Formal assent from the Governor is all that is required to bring the new Proceeds of Criminal Conduct Law (PCCL) 2008, into effect.

The new law will streamline and consolidate statutory provisions covering criminal offences that involve drug trafficking, money laundering and terrorism funding, a release from Government Information Services explains.

Passed unanimously by law makers in the House in June, the new 208-page law will repeal and replace existing provisions in order to expand the scope of legislation originally enacted in 1996 and revised several times since. It is based largely on the UK Proceeds of Crime Act 2002 and largely incorporates amendments made to the UK’s Serious Organised Crimes and Police Act 2005.

It is one of Cayman’s two main statutory means of dealing with confiscation of the proceeds of crime, the other being the Misuse of Drugs Law and the related Misuse of Drugs (Drug Trafficking Offences) (Designated Countries) Order 1991.

Attorney General Samuel Bulgin explained that, in addition to consolidating the different money laundering provisions currently found in different pieces of legislation, the revamped PCCL contains, for the first time, a civil forfeiture component.

This means the Attorney General will be able to bring civil proceedings in a court to confiscate property that is obtained through unlawful conduct (civil recovery). This is an entirely new provision and will make it less onerous to obtain a confiscation order as there will be no need to first obtain a criminal conviction.

According to the Attorney General it will be a modern, harmonised money laundering legislation ‘which is robust and accords with the international standards and best practice.’ He said it will generally be equivalent to the money laundering measures of the countries listed in the recently published European Union ‘White List’.

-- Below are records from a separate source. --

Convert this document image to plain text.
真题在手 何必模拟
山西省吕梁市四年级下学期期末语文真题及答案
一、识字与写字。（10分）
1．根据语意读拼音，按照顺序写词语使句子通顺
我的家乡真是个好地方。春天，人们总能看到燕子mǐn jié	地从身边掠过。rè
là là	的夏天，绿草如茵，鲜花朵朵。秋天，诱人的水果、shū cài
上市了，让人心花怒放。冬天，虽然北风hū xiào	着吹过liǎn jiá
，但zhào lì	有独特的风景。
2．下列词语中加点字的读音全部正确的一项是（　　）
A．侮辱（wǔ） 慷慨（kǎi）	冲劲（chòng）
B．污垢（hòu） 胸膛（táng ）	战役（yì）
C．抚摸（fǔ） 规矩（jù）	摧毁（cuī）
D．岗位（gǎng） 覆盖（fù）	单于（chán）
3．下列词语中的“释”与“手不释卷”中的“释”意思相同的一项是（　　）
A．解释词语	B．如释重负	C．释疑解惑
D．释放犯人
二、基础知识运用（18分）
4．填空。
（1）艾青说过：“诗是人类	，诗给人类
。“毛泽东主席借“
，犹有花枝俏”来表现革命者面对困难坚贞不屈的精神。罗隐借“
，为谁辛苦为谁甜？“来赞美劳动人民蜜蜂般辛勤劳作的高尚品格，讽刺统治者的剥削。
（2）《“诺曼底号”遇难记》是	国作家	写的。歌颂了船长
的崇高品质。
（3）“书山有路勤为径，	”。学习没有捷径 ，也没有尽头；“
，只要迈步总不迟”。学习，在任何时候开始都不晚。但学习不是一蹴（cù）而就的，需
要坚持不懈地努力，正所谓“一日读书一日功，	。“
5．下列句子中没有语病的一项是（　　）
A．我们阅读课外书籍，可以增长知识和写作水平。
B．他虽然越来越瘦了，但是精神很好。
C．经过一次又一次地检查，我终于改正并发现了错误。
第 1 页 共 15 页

Presenting the bill in the Legislative Assembly, he advised members this new provision is one of the several recommendations made by the International Monetary Fund (IMF) in its report on the Cayman Islands released in 2005. The new law will also contain provisions for the Summary Court, in addition to the Grand Court, to make confiscation orders and to criminalise certain life styles, he said.

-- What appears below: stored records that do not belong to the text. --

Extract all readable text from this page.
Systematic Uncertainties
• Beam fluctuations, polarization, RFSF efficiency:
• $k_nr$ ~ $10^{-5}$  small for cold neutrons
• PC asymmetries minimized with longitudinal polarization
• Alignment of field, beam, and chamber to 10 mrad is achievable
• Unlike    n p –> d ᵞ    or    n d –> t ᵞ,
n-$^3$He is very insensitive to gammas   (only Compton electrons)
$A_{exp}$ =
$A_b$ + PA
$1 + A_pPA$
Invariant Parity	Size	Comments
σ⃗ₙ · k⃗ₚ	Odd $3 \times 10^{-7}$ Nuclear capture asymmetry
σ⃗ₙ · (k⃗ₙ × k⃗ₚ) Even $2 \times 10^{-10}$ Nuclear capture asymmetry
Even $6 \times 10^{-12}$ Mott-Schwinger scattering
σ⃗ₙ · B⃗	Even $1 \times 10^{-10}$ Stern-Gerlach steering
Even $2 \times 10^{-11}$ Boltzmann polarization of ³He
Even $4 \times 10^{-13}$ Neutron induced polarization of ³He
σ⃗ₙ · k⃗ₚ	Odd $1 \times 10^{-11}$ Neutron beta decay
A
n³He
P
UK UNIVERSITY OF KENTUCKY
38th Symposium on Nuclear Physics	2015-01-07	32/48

Provisions governing the powers, duties and functions of the Financial Reporting Authority and the Anti Money Laundering Steering Group will remain unchanged.

However, the new legislation will strengthen confiscation and restraint orders. Certain confiscation order procedures now become mandatory; the Grand Court must proceed with them when asked by the Attorney General.

A restraint order has the effect of freezing property that may be liable to confiscation following a trial and the making of a confiscation order, the Attorney General said. Currently, a restraint or charging order may be made only by the Grand Court under certain circumstances. The new law will abolish as unnecessary the power of the Grand Court to make a charging order.

Also, the point at which a restraint order may be made is to be brought forward to any time after the start of an investigation. At present it is possible only where charges are anticipated within a period of 21 days.

Another notable feature is the broadening of compensation provisions under certain conditions. It also will become possible for the Attorney General to request an asset freeze abroad before any restraint order is made in the Islands, should conditions for making such an order be satisfied.

Additionally, the definition of criminal conduct will be expanded, with no restriction on the type of criminal offence to be dealt with under the new law. ‘The Grand Court would only need to consider whether the defendant has benefited from any conduct which is, or would be, contrary to the criminal law of the Islands,’ Mr. Bulgin explained.

He noted the new law will also expand the scope for international cooperation to a larger number of countries beyond those currently designated. Additionally, the law will address, ‘in a comprehensive way, all the weaknesses identified by the IMF and the FATF (Financial Action Task Force) regional offshoot – the Caribbean FATF – in their evaluation report,’ he added.

The bill underwent extensive public consultation.